Et il va aller de découverte en découverte. Eva Laskari, la fille dont il a fait connaissance sur le spot de surf, est en réalité la sœur d’Afroditi. “ Elles faisaient toutes les deux du surf. L’une comme une pro, l’autre un fer à repasser.” Avec Makis Malafékas, tout arrive souvent par les demoiselles qu’il croise sur son chemin. Une sorte d’aimant à emmerdes. À commencer par celle qu’il voit déjà comme “ la surfeuse-déesse de Messakti, la “Mara” de sa nouvelle.” Les dialogues du romancier se font alors assez savoureux.

  • Ça vaut que dalle.
  • Quoi donc ? Ici ?
  • Le livre que tu lis.
  • Le Pynchon ?
  • Il ne connaît rien à la Beach community, ni aux drogues, ni à la folie.

Sa “Mara” n’est pas plus indulgente lorsqu’ils se revoient plus tard. Lui pense que c’est une totale virago. D’autant qu’au moment de conclure leurs petites affaires et après l’avoir enduit de crème solaire sur le dos, elle s’est relevée, et elle a dit en fixant la brume à l’horizon : “ Ça craint, ici, les vagues vont encore monter, faut qu’on se taille toute de suite.”

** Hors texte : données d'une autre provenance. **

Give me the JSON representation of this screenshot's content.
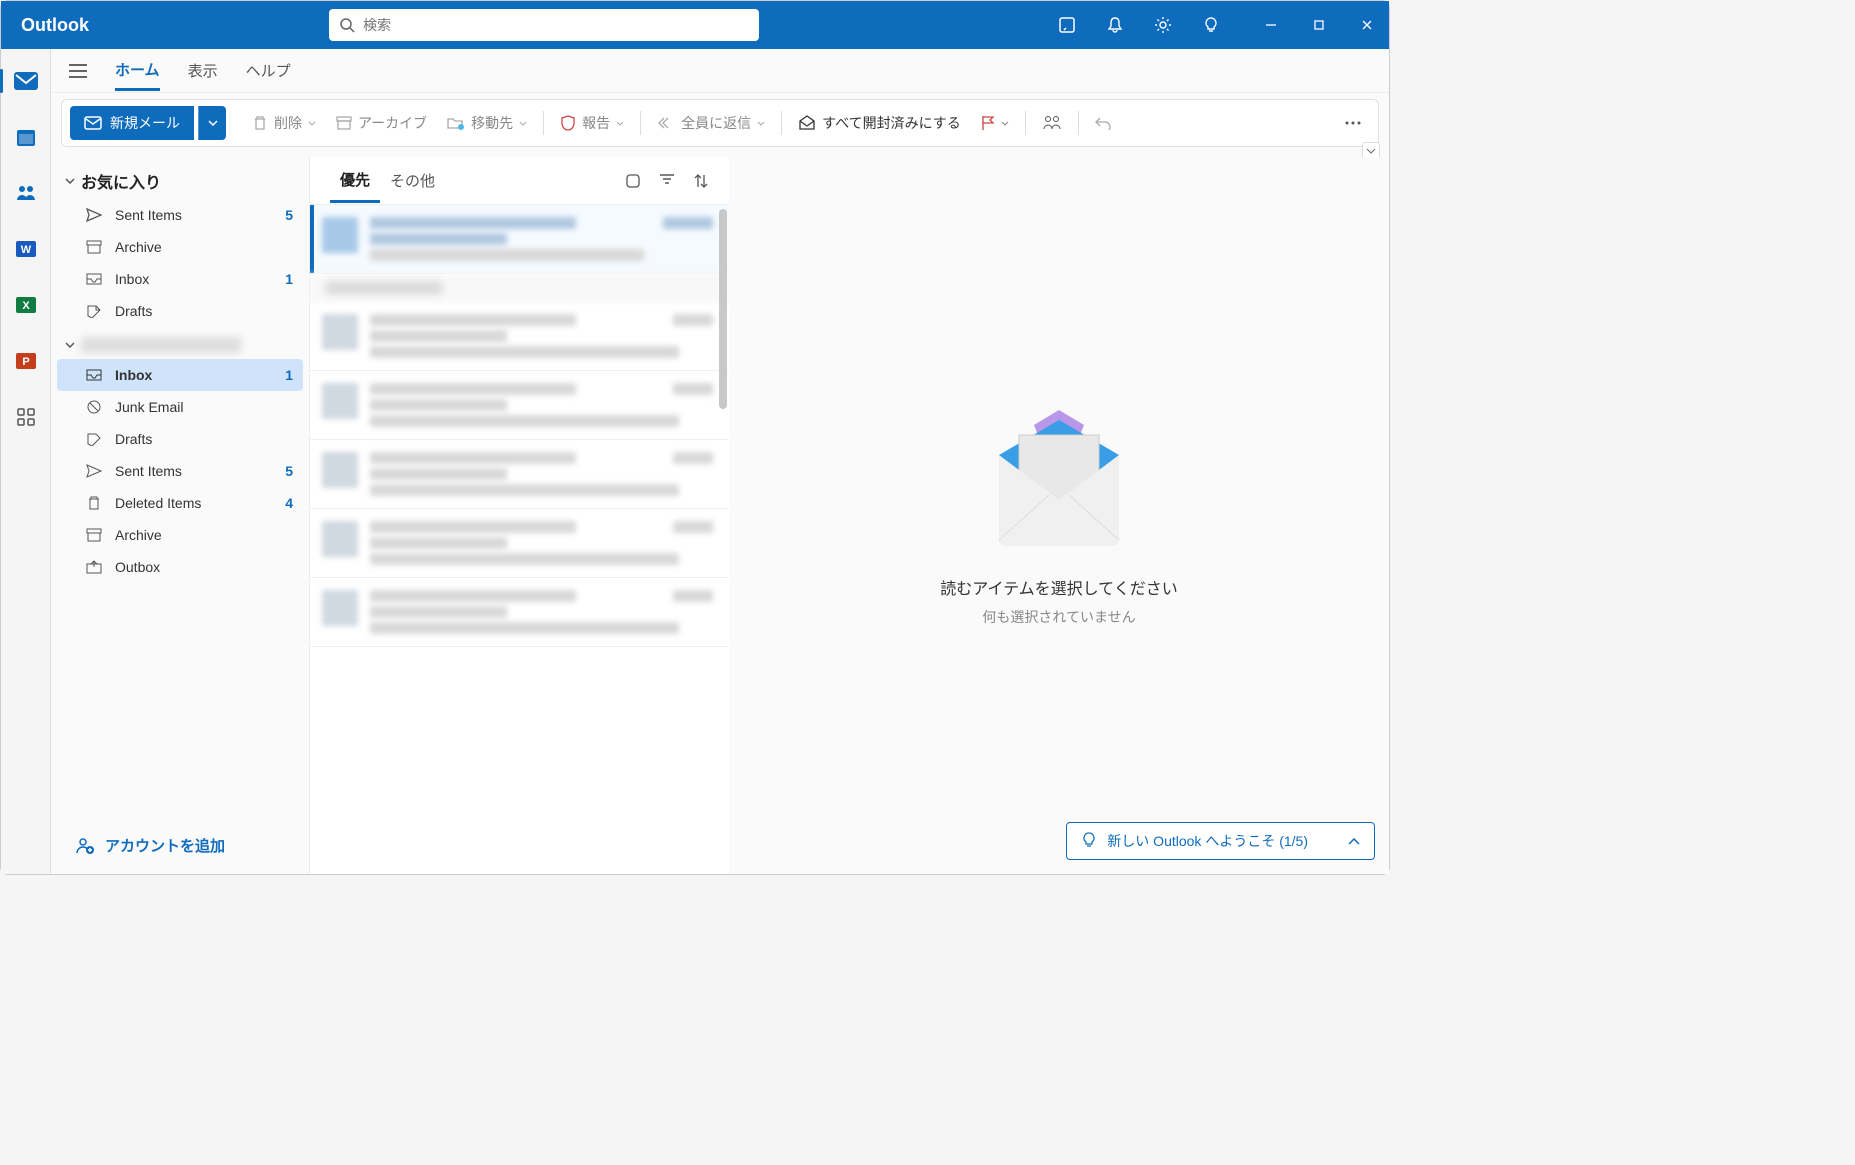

En réalité, elle s’appelle Eva Laskari et elle est la demi-sœur d’Afroditi. Avec un point de vue très particulier sur le pseudo noyade de sa frangine. Qui, j’ai oublié de le signaler, est aussi membre de l’Église de Scientologie. Ce qui n’est pas rien dans l’équation et la résolution de la mort d’Afroditi. Sous dehors de j’en foutre en mode estivale, Makis Malafékas se paie la tête avec un talent juvénile de tous ces néo-hipsters, enchaînés à leur ordi-portable et de toutes les manifestations réchauffement climatique. Une remise à l’heure des pendules de la pensée mainstream tribale, aussi salvatrice que jouissive.

« Un autre été grec », de Makis Malafékas, traduit du grec par Nicolas Pallier, Asphalte Éditions, 224 pages, 21 euros.